Clampdown on tax dodgers

Wednesday, February 17, 2010

Cape Town - Cash-based businesses that avoid making VAT payments are among those entities and individuals that government aims to target in a bid to reduce tax avoidance and tax restructuring.

Tabling his maiden Budget Speech in the National Assembly on Wednesday, Finance Minister Pravin Gordhan said these measures included tightening company car and other fringe benefits and ensuring that employer deductions were fully reflected in the gross income of employees.

He said steps would also be taken against several sophisticated tax avoidance arrangements, such as the use of transfer pricing and cross-border mismatches.

The South African Revenue Service (SARS) would use third-party information and targeted lifestyle audits to take a tougher stance against cash-based businesses who avoid VAT payments.

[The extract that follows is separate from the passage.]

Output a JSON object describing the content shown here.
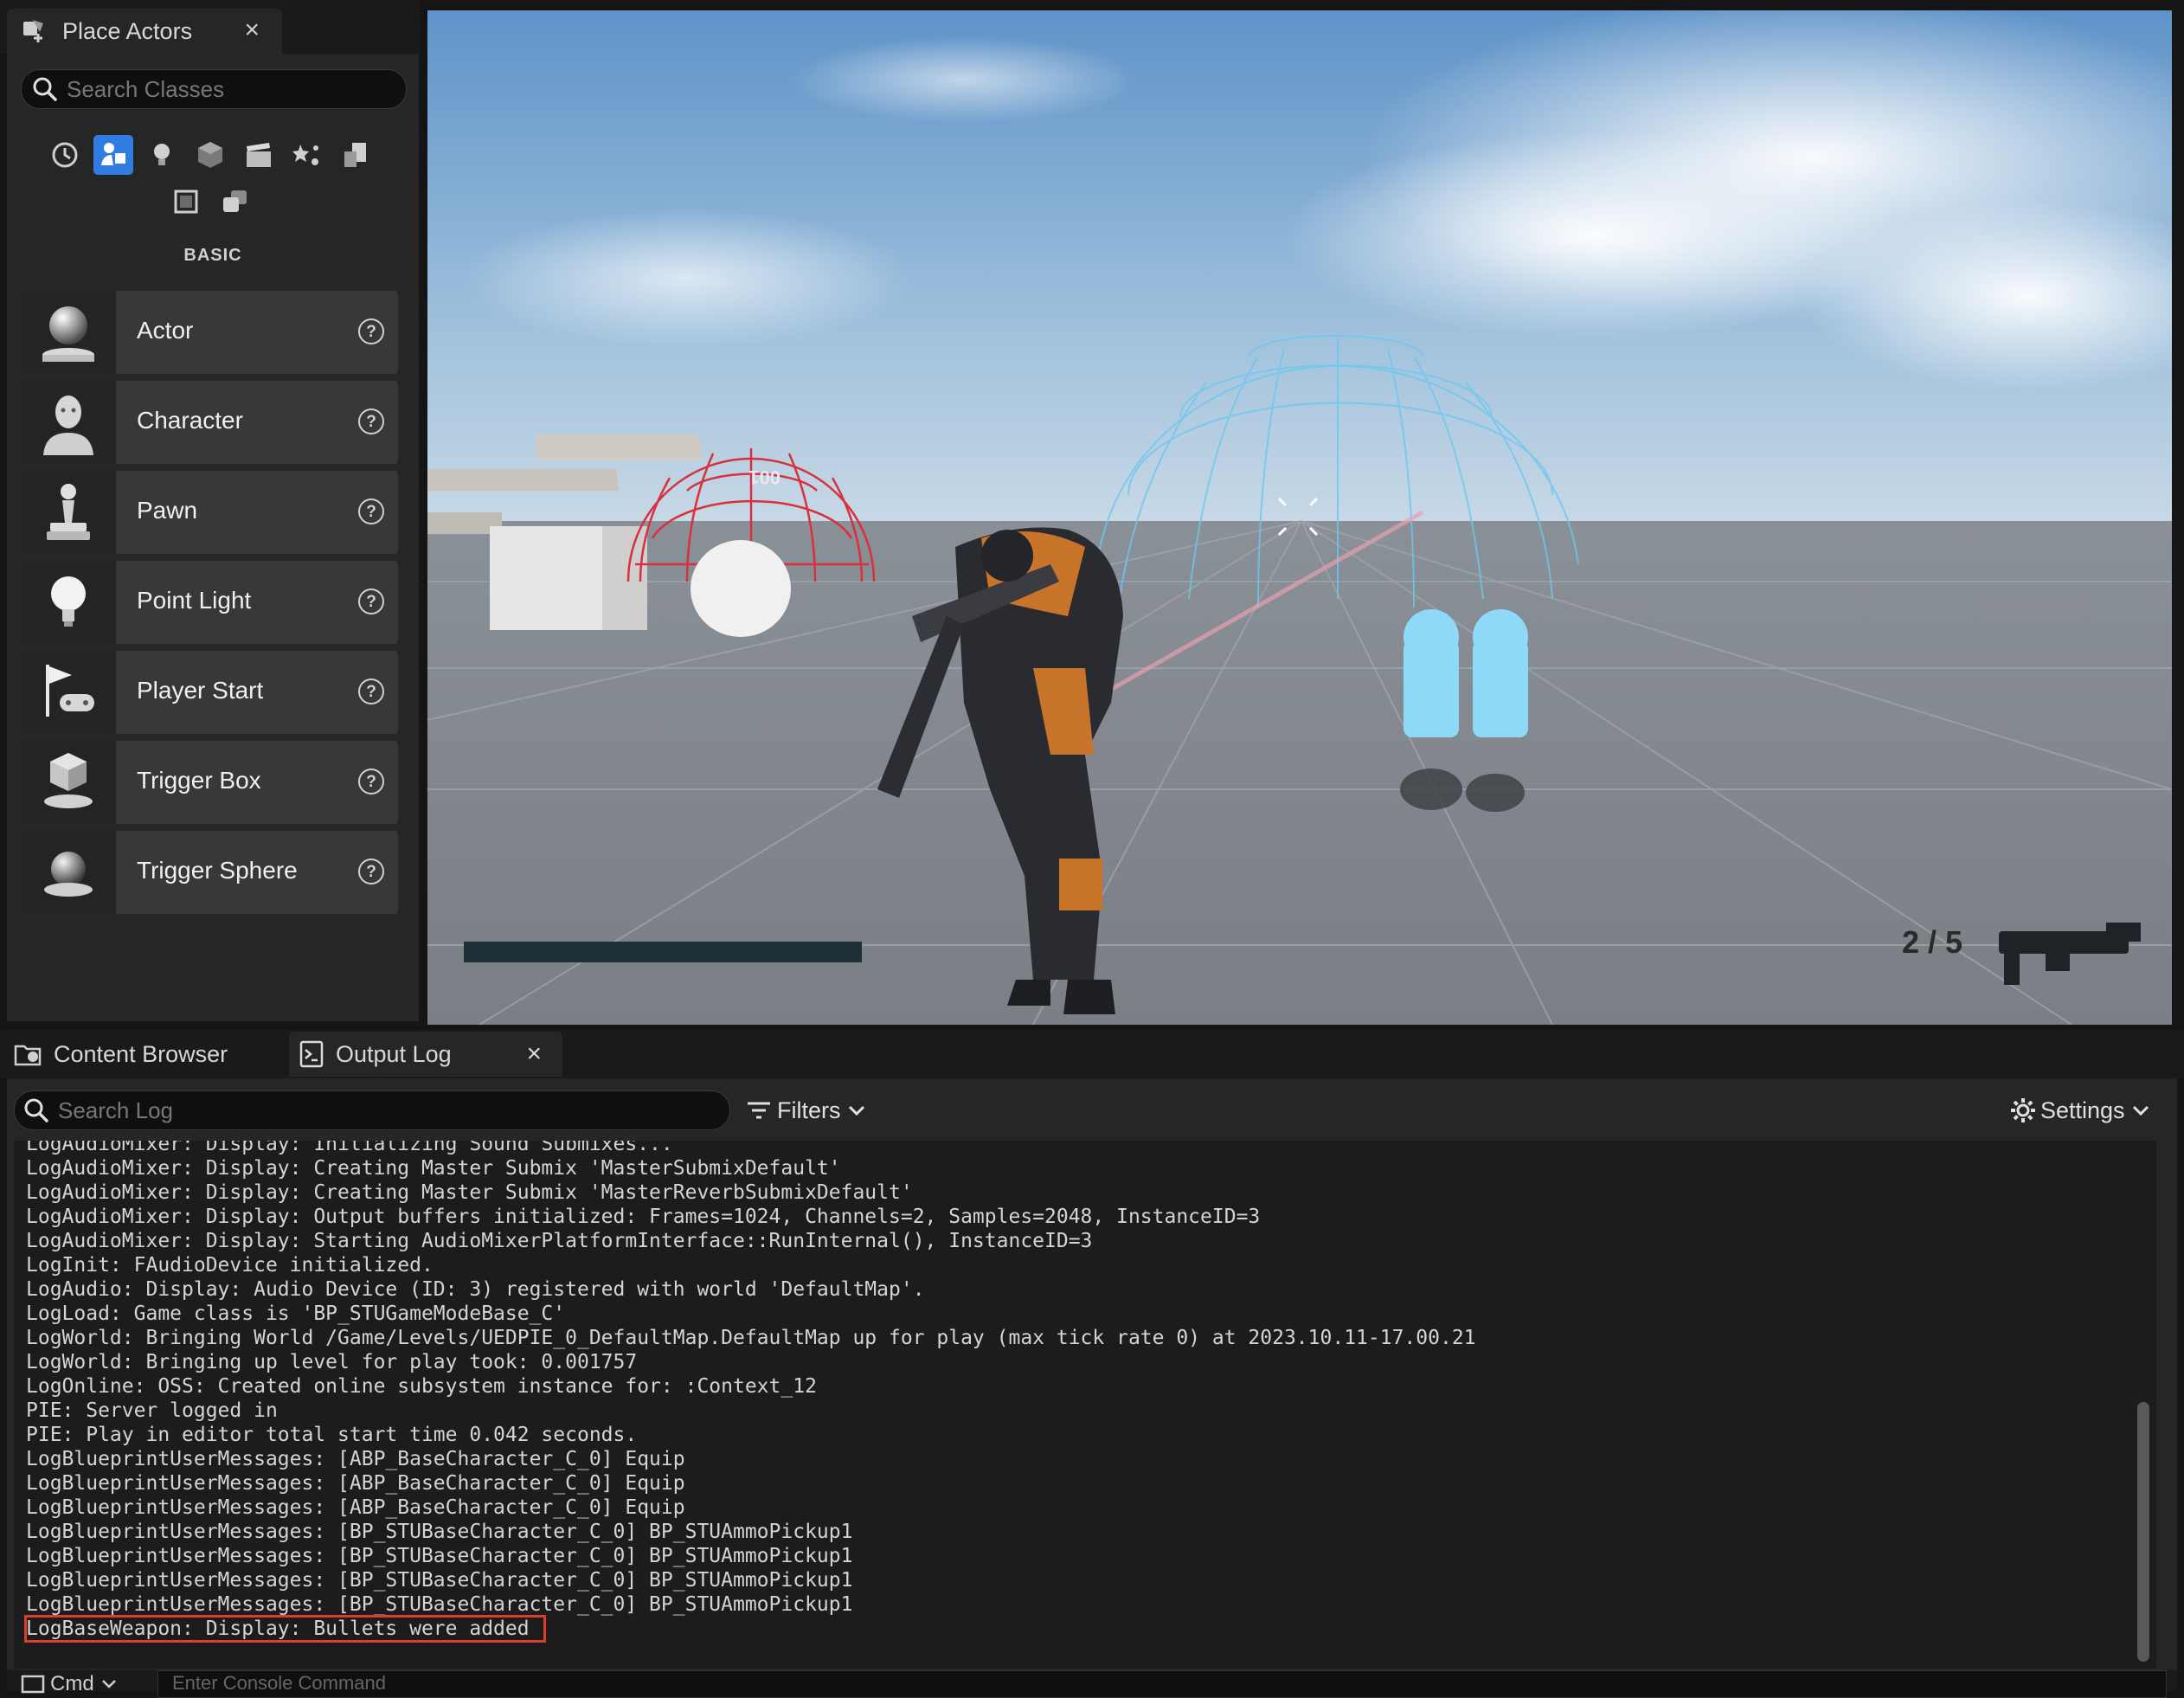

Gordhan said SARS would resort to "tough action" on firms who do not pay over PAYE and other taxes, even though these have been deducted from employees.

"The taxpayers of South Africa are not lenders of last resort and SARS is not a bank!" he exclaimed.

Taxpayers with defaults and who want to avoid future penalties such as interest payments on outstanding tax owed can approach the SARS which will run a voluntary disclosure programme from 1 November 2010 to 31 October 2011.

With the programme in place, the government has proposed doing away with the discretion of SARS to waive interest charged on unpaid provisional tax.